SAN GREGORIO VII, papa
Se llamaba Hildebrando, al ser elegido papa, cambió su nombre por el de Gregorio. Nació de padres muy pobres en la provincia de Toscana, Italia. Muy joven fue llevado a Roma por un tío suyo, que era superior de un convento y, allí le costeó los estudios. El P. Juan Gracián estimaba tanto a su discípulo que cuando lo eligieron papa con el nombre de Gregorio VI, nombró a Hildebrando como secretario y después a la muerte del papa Gregorio VI, Hildebrando se fue de monje a un monasterio. El pensaba pasar el resto de su vida como monje, cuando al ser elegido papa San León XI, lo hizo regresar a Roma y lo nombró ecónomo del Vaticano y tesorero del Pontífice. Y, desde entonces fue consejero de confianza de cinco Pontífices.
Durante veinticinco años se negó a ser papa, pero, a la muerte del papa Alejandro II, mientras Hildebrando dirigía los funerales, todo el pueblo y muchos sacerdotes empezaron a gritar: "Hildebrando, papa".
El pueblo lo tomó, casi a la fuerza, y lo entronizó en el sillón reservado al papa.
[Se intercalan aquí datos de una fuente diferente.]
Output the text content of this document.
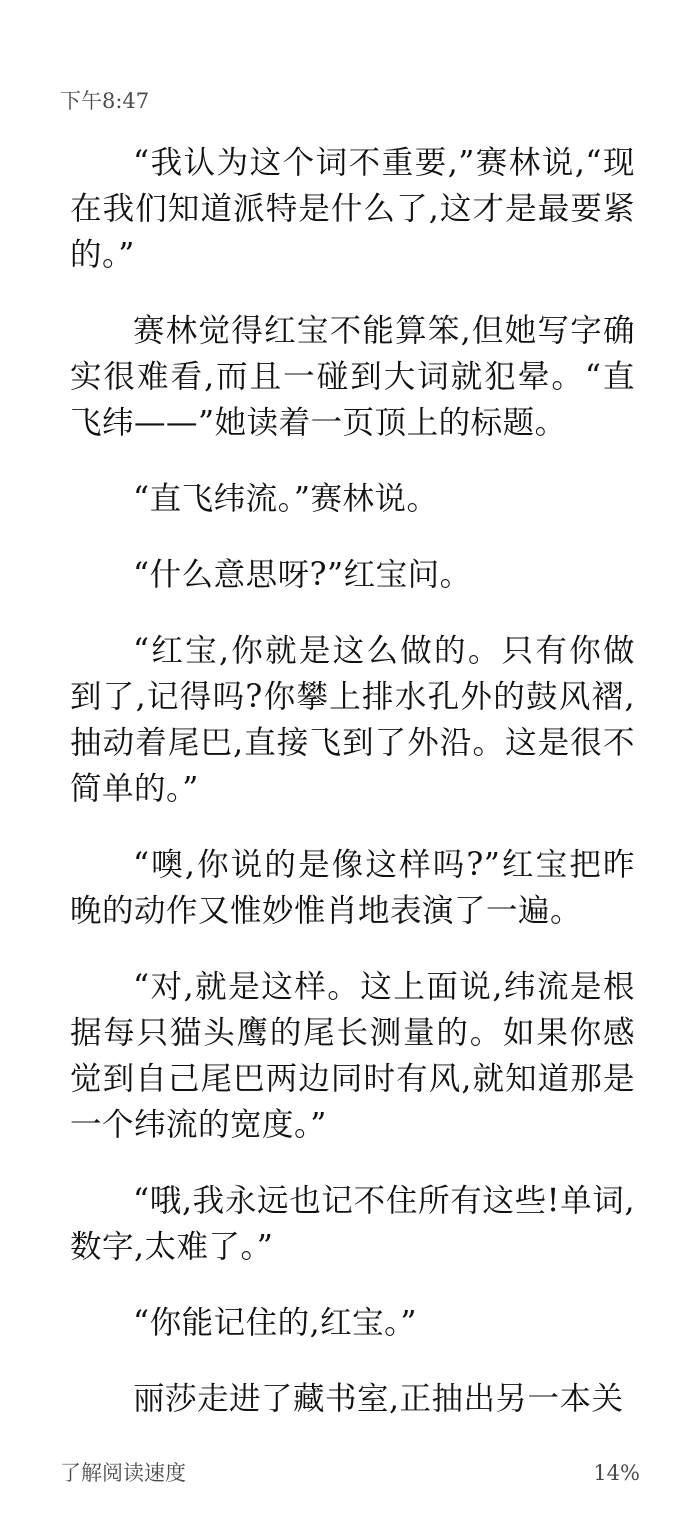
下午8:47

“我认为这个词不重要,”赛林说,“现在我们知道派特是什么了,这才是最要紧的。”

赛林觉得红宝不能算笨,但她写字确实很难看,而且一碰到大词就犯晕。“直飞纬——”她读着一页顶上的标题。

“直飞纬流。”赛林说。

“什么意思呀?”红宝问。

“红宝,你就是这么做的。只有你做到了,记得吗?你攀上排水孔外的鼓风褶,抽动着尾巴,直接飞到了外沿。这是很不简单的。”

“噢,你说的是像这样吗?”红宝把昨晚的动作又惟妙惟肖地表演了一遍。

“对,就是这样。这上面说,纬流是根据每只猫头鹰的尾长测量的。如果你感觉到自己尾巴两边同时有风,就知道那是一个纬流的宽度。”

“哦,我永远也记不住所有这些!单词,数字,太难了。”

“你能记住的,红宝。”

丽莎走进了藏书室,正抽出另一本关

了解阅读速度	14%
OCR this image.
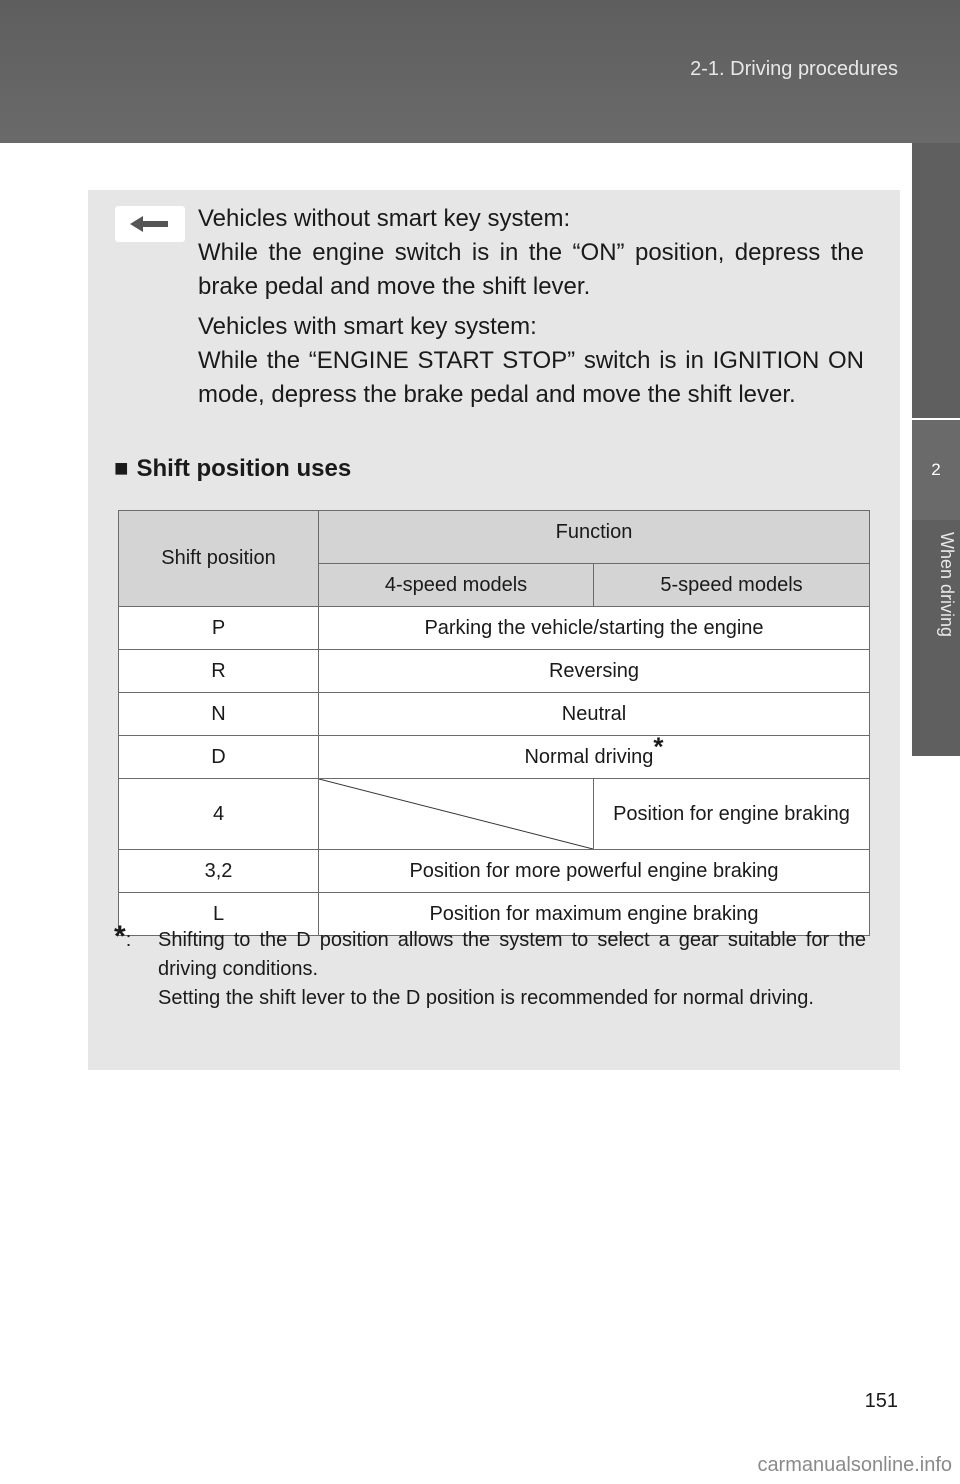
2-1. Driving procedures
2
When driving

Vehicles without smart key system:

While the engine switch is in the “ON” position, depress the brake pedal and move the shift lever.

Vehicles with smart key system:

While the “ENGINE START STOP” switch is in IGNITION ON mode, depress the brake pedal and move the shift lever.

■ Shift position uses
Shift position	Function	
	4-speed models	5-speed models
P	Parking the vehicle/starting the engine	
R	Reversing	
N	Neutral	
D	Normal driving*
4		Position for engine braking
3,2	Position for more powerful engine braking	
L	Position for maximum engine braking	
*: Shifting to the D position allows the system to select a gear suitable for the driving conditions.

Setting the shift lever to the D position is recommended for normal driving.

151
carmanualsonline.info
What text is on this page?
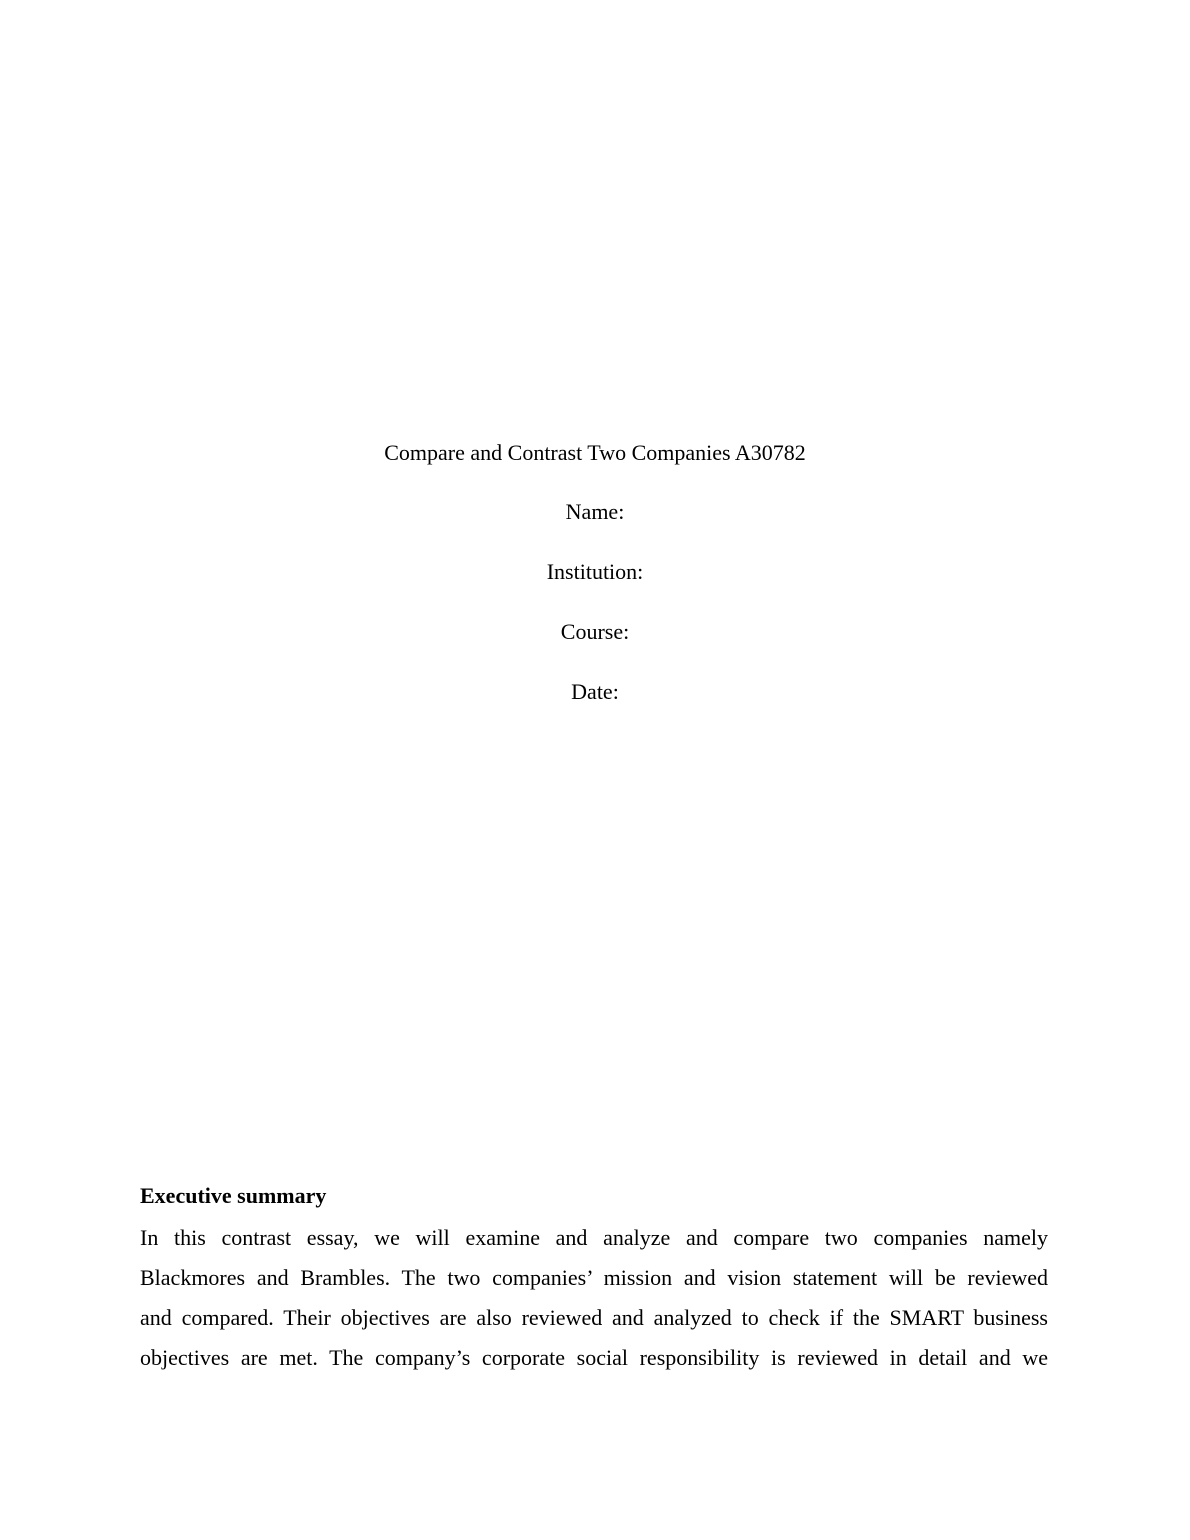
Compare and Contrast Two Companies A30782
Name:
Institution:
Course:
Date:
Executive summary
In this contrast essay, we will examine and analyze and compare two companies namely
Blackmores and Brambles. The two companies’ mission and vision statement will be reviewed
and compared. Their objectives are also reviewed and analyzed to check if the SMART business
objectives are met. The company’s corporate social responsibility is reviewed in detail and we
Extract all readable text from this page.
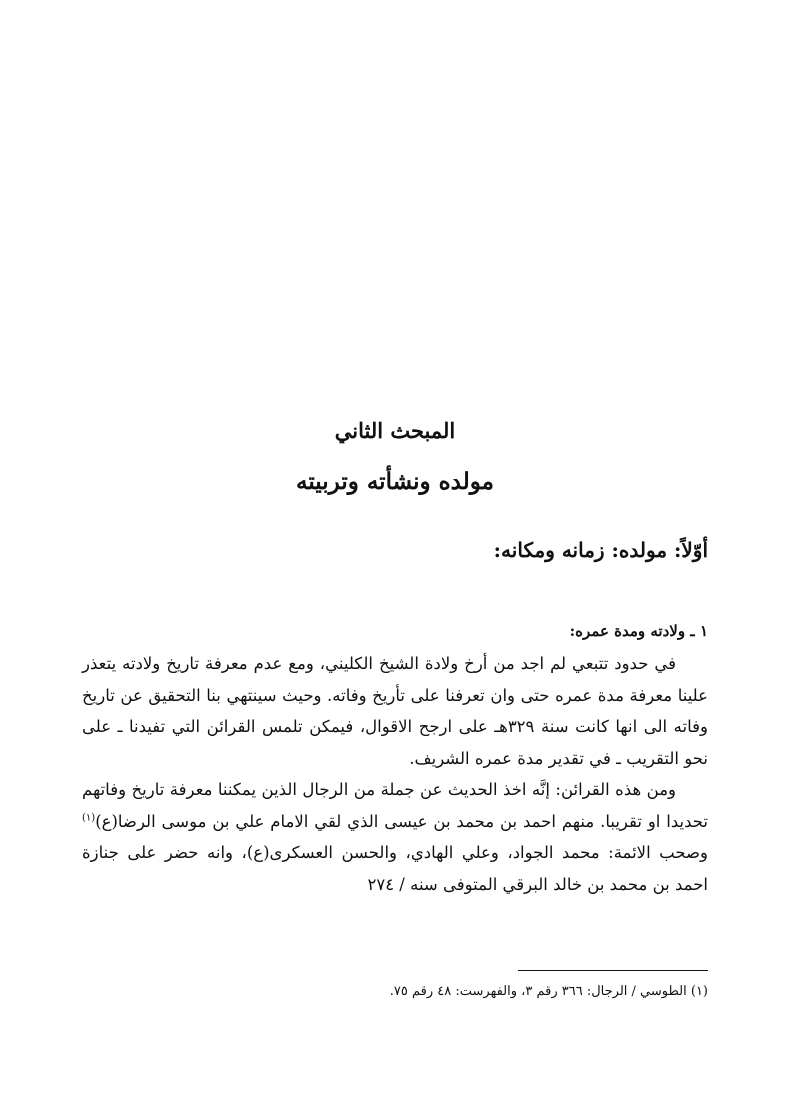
المبحث الثاني
مولده ونشأته وتربيته
أوّلاً: مولده: زمانه ومكانه:
١ ـ ولادته ومدة عمره:

في حدود تتبعي لم اجد من أرخ ولادة الشيخ الكليني، ومع عدم معرفة تاريخ ولادته يتعذر علينا معرفة مدة عمره حتى وان تعرفنا على تأريخ وفاته. وحيث سينتهي بنا التحقيق عن تاريخ وفاته الى انها كانت سنة ٣٢٩هـ على ارجح الاقوال، فيمكن تلمس القرائن التي تفيدنا ـ على نحو التقريب ـ في تقدير مدة عمره الشريف.

ومن هذه القرائن: إنَّه اخذ الحديث عن جملة من الرجال الذين يمكننا معرفة تاريخ وفاتهم تحديدا او تقريبا. منهم احمد بن محمد بن عيسى الذي لقي الامام علي بن موسى الرضا(ع)$^{(١)}$ وصحب الائمة: محمد الجواد، وعلي الهادي، والحسن العسكرى(ع)، وانه حضر على جنازة احمد بن محمد بن خالد البرقي المتوفى سنه / ٢٧٤

(١) الطوسي / الرجال: ٣٦٦ رقم ٣، والفهرست: ٤٨ رقم ٧٥.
Y luego los cardenales confirmaron su nombramiento, diciendo: "San Pedro ha elegido a Hildebrando para que se papa".
San Gregorio se encontró con que en la Iglesia Católica había desordenes muy graves. Los reyes y gobernantes nombraban a los obispos, párrocos y superiores de conventos y, para estos puestos no se escogía a los más idóneos, más santos, sino a los que pagaban más, por esta razón llegaron hombres muy indignos a tales cargos.
San Gregprio, con mano fuerte, destituyendo al arzobispo de Milán. Luego el papa reunió un sínodo de obispos y sacerdotes en Roma y lo primero que hizo fue quitar a todos los gobernantes, el derecho a la investidura, que consistía en que el sólo hecho de que un jefe de gobierno le diera a un hombre el anillo de obispo o párroco, ya el otro quedaba investido de ese poder y podía ejercer dicho cargo.
El papa Gregoril VII decretó que a los obispos lo nombraba el pontífice y a los párrocos el obispo y nadie más. Y además decretó que, todo aquel que se atreviera a nombrar a un obispo, sin el permiso del sumo pontífice quedaba automáticamente excomulgado, igual para el nombramiento de párroco.
Estos decretos produjeron una verdadera revolución en todas partes
y se incrementó el número de los enemigos del papa. A Gregorio le llegó la muerte el 25 de Mayo del año 1085. Cuando él murió pareció que sus enemigos habían triunfado, pero las ideas de este gran pontífice se impusieron en toda la Iglesia Católica.